From 1946 to 1954, the father’s family and the publishing house were housed in one of the most beautiful residences in Heidelberg: a noble, classicist building on the northern bank of the Neckar viewing the Old Bridge, Heidelberg Castle and the old town, and with an enchanted garden that reaches up to the ‘Philosophenweg’. The child Lambert and his playmates were only allowed to stay in the lower areas of the park, which contained a small pond and were dominated by a huge red beech. But for a little boy even that was a true fairytale world full of secrets.
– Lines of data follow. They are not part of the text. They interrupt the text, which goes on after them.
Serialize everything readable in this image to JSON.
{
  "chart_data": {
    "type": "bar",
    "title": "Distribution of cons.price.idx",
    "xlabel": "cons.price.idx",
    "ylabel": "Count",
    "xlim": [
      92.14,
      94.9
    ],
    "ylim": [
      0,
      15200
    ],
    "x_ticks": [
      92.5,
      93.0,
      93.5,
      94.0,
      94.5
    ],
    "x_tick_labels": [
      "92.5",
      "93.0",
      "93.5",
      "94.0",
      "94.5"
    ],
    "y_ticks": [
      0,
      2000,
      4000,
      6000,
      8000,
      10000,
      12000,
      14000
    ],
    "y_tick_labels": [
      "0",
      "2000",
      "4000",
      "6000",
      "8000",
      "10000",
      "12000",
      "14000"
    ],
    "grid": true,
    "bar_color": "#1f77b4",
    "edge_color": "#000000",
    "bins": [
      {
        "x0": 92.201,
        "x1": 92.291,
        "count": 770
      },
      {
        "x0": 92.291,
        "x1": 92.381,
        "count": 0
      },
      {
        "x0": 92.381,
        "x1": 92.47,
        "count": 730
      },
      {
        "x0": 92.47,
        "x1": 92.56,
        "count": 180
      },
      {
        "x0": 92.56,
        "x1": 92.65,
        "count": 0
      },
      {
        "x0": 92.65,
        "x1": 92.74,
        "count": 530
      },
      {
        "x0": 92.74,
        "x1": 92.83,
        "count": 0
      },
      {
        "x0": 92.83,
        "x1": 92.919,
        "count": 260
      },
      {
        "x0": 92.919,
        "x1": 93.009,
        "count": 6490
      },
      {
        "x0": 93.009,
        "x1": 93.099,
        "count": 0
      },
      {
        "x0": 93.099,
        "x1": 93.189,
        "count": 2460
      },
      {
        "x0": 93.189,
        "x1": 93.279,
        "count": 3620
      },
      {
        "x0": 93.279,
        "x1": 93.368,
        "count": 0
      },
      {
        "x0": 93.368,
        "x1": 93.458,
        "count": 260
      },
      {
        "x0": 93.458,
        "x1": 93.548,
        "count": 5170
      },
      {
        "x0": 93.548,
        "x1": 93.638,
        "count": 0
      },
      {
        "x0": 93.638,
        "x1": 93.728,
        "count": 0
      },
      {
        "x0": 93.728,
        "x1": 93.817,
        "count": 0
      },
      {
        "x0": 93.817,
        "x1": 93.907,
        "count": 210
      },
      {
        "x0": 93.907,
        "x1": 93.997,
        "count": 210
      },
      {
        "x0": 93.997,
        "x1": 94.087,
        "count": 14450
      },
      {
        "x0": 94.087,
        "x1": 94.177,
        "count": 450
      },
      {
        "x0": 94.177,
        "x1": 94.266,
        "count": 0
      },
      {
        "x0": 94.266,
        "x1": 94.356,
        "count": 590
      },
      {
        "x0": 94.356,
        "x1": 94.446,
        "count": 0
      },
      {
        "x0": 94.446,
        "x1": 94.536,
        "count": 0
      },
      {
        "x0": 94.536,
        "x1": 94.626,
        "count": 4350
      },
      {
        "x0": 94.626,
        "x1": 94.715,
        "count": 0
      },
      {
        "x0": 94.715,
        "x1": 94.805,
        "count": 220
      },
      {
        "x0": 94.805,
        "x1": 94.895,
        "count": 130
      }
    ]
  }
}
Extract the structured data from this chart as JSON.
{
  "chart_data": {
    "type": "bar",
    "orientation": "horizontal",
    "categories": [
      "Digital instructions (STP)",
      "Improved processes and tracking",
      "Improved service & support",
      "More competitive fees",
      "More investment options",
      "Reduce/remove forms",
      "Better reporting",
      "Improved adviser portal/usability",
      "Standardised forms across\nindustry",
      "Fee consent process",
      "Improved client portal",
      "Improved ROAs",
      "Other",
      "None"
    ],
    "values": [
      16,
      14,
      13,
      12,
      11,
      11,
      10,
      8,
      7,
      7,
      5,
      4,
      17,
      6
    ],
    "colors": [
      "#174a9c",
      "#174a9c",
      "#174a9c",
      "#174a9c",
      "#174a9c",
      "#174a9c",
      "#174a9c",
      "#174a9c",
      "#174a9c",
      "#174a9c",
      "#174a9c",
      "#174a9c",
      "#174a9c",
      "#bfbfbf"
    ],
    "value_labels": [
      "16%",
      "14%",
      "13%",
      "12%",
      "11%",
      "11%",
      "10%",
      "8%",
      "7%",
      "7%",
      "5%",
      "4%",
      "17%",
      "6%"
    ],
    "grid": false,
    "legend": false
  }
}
As playground also served the ‘Neckarstaden’, the river bank in front of the house, where there was always something exciting to watch for a child: for example, the barges that passed the Old Bridge in both directions, or, when the water was high, driftwood that was blown by the rapid current down the river, and finally – at least once a year – the famous ‘Heidelberg Castle Lights’ with fireworks: an event initiated and sponsored by the American occupiers, which was absolutely spectacular at the time.
The bank of the Neckar was also the child’s 1-hour walk-way to the elementary school in Ziegelhausen: a private school in which around 8 children from 5 to 10 years of age were taught together and where little Lambert was allowed to go out to the meadow from time to time and play with the sheep when he wasn’t in the mood to study.
When the house at Neuenheimer Landstraße was acquired by the Evangelical Church for seminary purposes, the family and the publishing house moved to a much more modest place in the ‘Weststadt’.